The case of Abellio London Ltd v Musse & Ors has added force to previous case law in stating that in a transfer involving TUPE, an incoming employer planning to move inherited employees to another location risks such a move as being an ‘automatically unfair’ dismissal.
Employers therefore need to exercise caution in considering relocating inherited staff In both cases, employees successfully claimed constructive (unfair) dismissal when they resigned in response to a change of work place.
In a TUPE situation, employees have two different routes to claim constructive dismissal.
- Regulation 4(9) of TUPE states that a resignation by an employee will be a dismissal where there is a “substantial change in working conditions to [their] material detriment”.
- Regulation 4(11) which refers to the existing right for an employee to claim constructive dismissal in the event of a repudiatory breach of contract by an employer
The case of Abellio stated relocation alone did not constitute an ETO reason which is a possible defence under TUPE where an employer makes changes to terms and conditions. In this case, the claimants worked as bus drivers for CentreWest from its Westbourne park depot. The location suited the drivers’ domestic circumstances. The route was then transferred to Abellio who operated from a depot in Battersea. The claimants were opposed to the new location, which would entail between 1 and 2 hours additional travel per day. Both resigned.
Their resignation was found to fall under both Regulations 4(9) and 4(11) of TUPE as the change was both a substantial change to the employees’ working conditions to their material detriment and a repudiatory breach of contract, as the mobility clause in their contract did not extend to the new location.
Of wider significance is the conclusion that the dismissal was automatically unfair as a result of TUPE. The result is that all dismissals of this kind are likely to be unfair.
So what are the implications for employers?
The Government has reacted to this. In view of the heavy burden on employers, imposed by case law in this area, the Government has initiated steps towards a reform by publishing a call for evidence, which is to be shortly followed by formal consultation. It will be interesting to see what recommendations are made following this on the effectiveness of TUPE.
Until these principles are revisited in subsequent case law, or the outcome of the consultation initiates a reform in this area, employers risk claims against them for unfair dismissal where an workforce inherited by TUPE transfer are asked to relocate.
For the moment, where any change of location can not be considered a ‘reasonable’, employers should be careful that the terms and conditions and the scope of mobility clauses within employment contracts are wide enough to deal with these issues.

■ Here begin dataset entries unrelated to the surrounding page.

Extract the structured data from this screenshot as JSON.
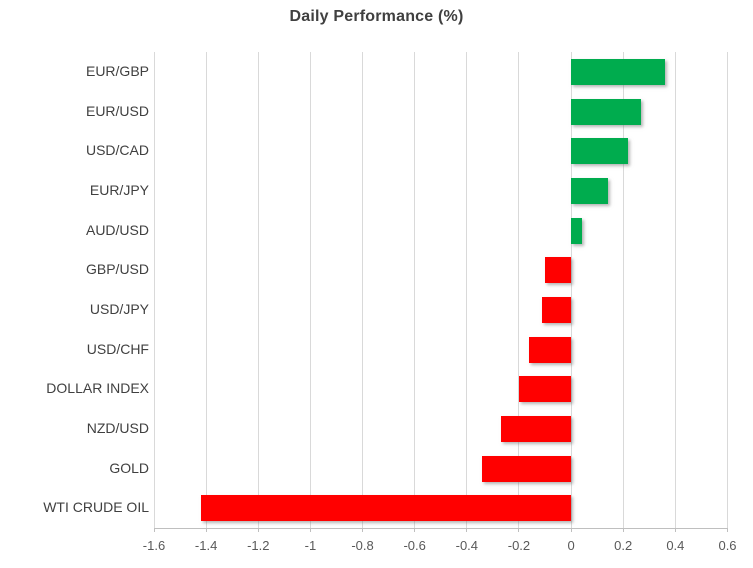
{
  "chart_data": {
    "type": "bar",
    "orientation": "horizontal",
    "title": "Daily Performance (%)",
    "categories": [
      "EUR/GBP",
      "EUR/USD",
      "USD/CAD",
      "EUR/JPY",
      "AUD/USD",
      "GBP/USD",
      "USD/JPY",
      "USD/CHF",
      "DOLLAR INDEX",
      "NZD/USD",
      "GOLD",
      "WTI CRUDE OIL"
    ],
    "values": [
      0.36,
      0.27,
      0.22,
      0.14,
      0.04,
      -0.1,
      -0.11,
      -0.16,
      -0.2,
      -0.27,
      -0.34,
      -1.42
    ],
    "xlabel": "",
    "ylabel": "",
    "xlim": [
      -1.6,
      0.6
    ],
    "x_tick_values": [
      -1.6,
      -1.4,
      -1.2,
      -1,
      -0.8,
      -0.6,
      -0.4,
      -0.2,
      0,
      0.2,
      0.4,
      0.6
    ],
    "x_tick_labels": [
      "-1.6",
      "-1.4",
      "-1.2",
      "-1",
      "-0.8",
      "-0.6",
      "-0.4",
      "-0.2",
      "0",
      "0.2",
      "0.4",
      "0.6"
    ],
    "grid": "vertical",
    "legend": "none",
    "colors": {
      "positive_bar": "#00AC4E",
      "negative_bar": "#FF0000",
      "gridline": "#D9D9D9",
      "axis_line": "#BFBFBF",
      "title_text": "#404040",
      "category_text": "#404040",
      "tick_text": "#595959"
    }
  }
}
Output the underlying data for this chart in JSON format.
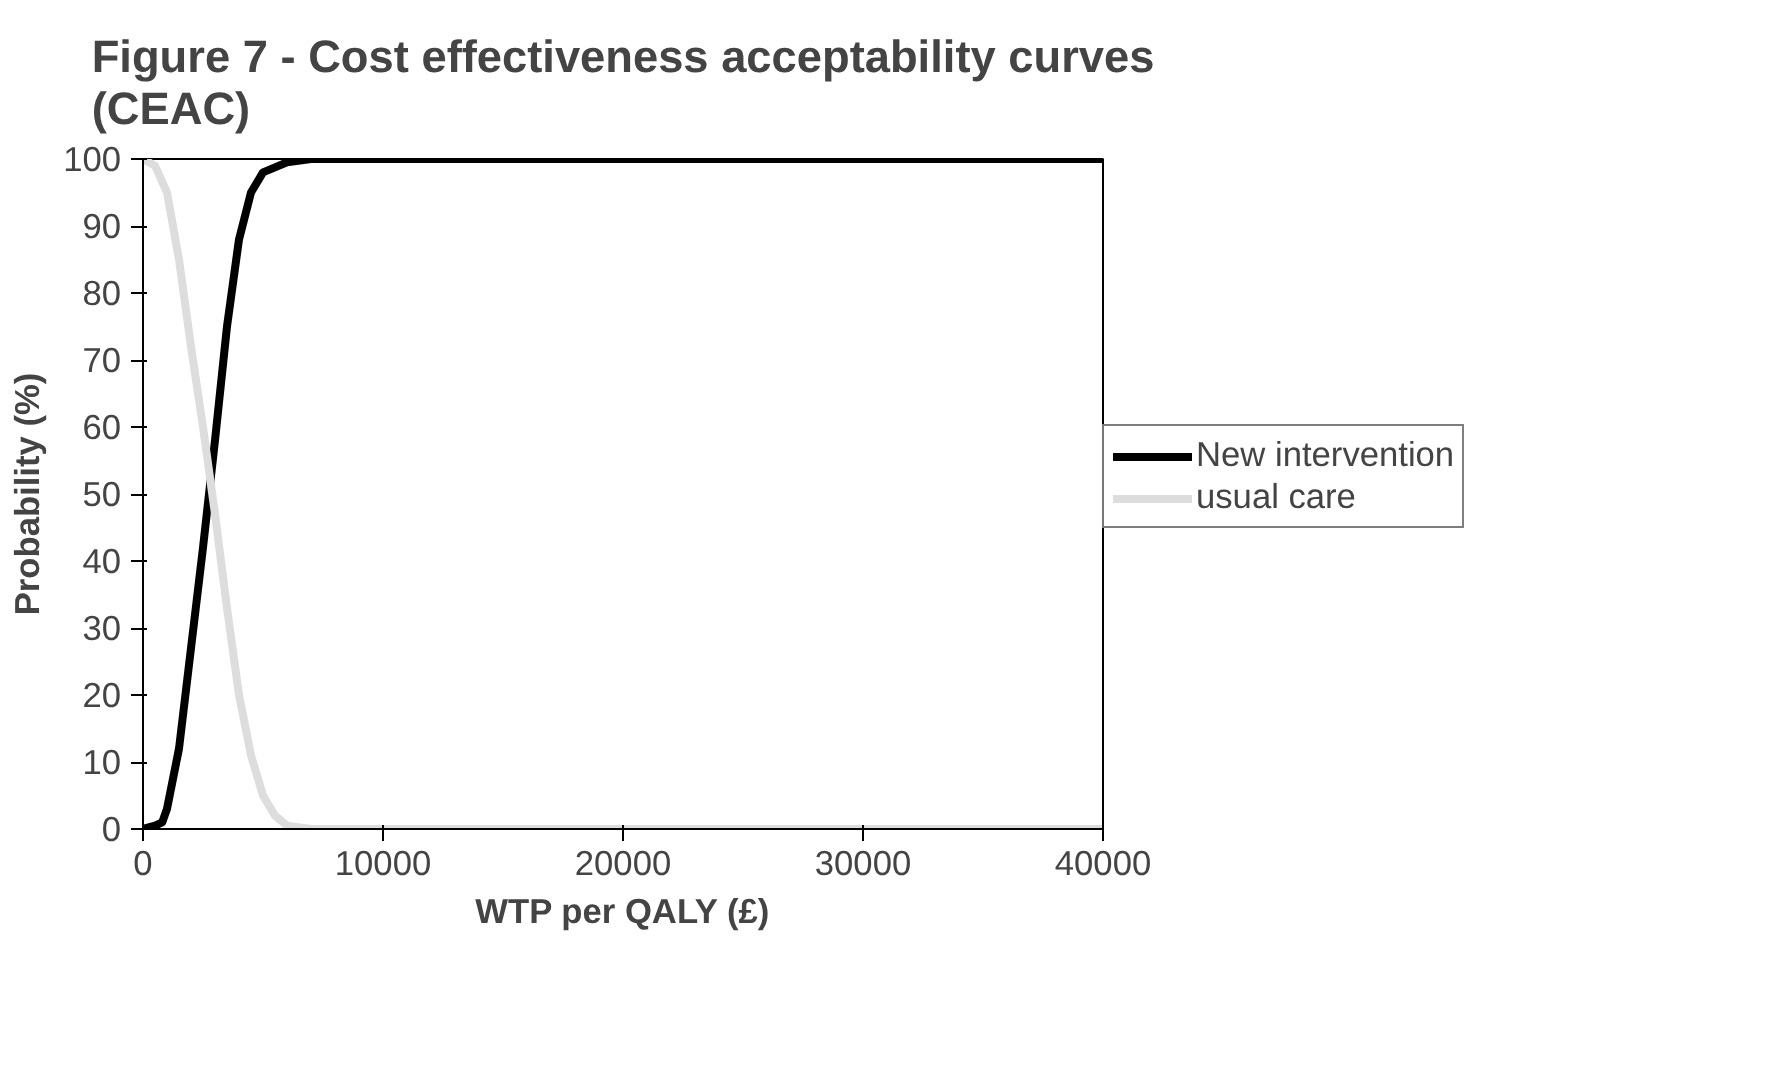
{
  "chart_data": {
    "type": "line",
    "title": "Figure 7 - Cost effectiveness acceptability curves (CEAC)",
    "xlabel": "WTP per QALY (£)",
    "ylabel": "Probability (%)",
    "xlim": [
      0,
      40000
    ],
    "ylim": [
      0,
      100
    ],
    "xticks": [
      0,
      10000,
      20000,
      30000,
      40000
    ],
    "yticks": [
      0,
      10,
      20,
      30,
      40,
      50,
      60,
      70,
      80,
      90,
      100
    ],
    "grid": false,
    "legend": "right",
    "marker": "none",
    "line_style": "solid",
    "series": [
      {
        "name": "New intervention",
        "color": "#000000",
        "x": [
          0,
          500,
          800,
          1000,
          1500,
          2000,
          2500,
          3000,
          3500,
          4000,
          4500,
          5000,
          6000,
          7000,
          40000
        ],
        "values": [
          0,
          0.5,
          1,
          3,
          12,
          27,
          42,
          58,
          75,
          88,
          95,
          98,
          99.5,
          100,
          100
        ]
      },
      {
        "name": "usual care",
        "color": "#dddddd",
        "x": [
          0,
          500,
          1000,
          1500,
          2000,
          2500,
          3000,
          3500,
          4000,
          4500,
          5000,
          5500,
          6000,
          7000,
          40000
        ],
        "values": [
          100,
          99,
          95,
          85,
          72,
          60,
          47,
          33,
          20,
          11,
          5,
          2,
          0.5,
          0,
          0
        ]
      }
    ]
  }
}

Where there is no provision in employment contracts for such a move, there are a number of different ways to deal with this issue. There is no one right or wrong approach. Depending on the circumstances, employers may need to consider taking advice regarding dismissing employees and re-engaging them on a different contract. However, in most circumstances we have advised clients that a post transfer change in location can justify redundancies thereby avoiding the effect of the Abellio case.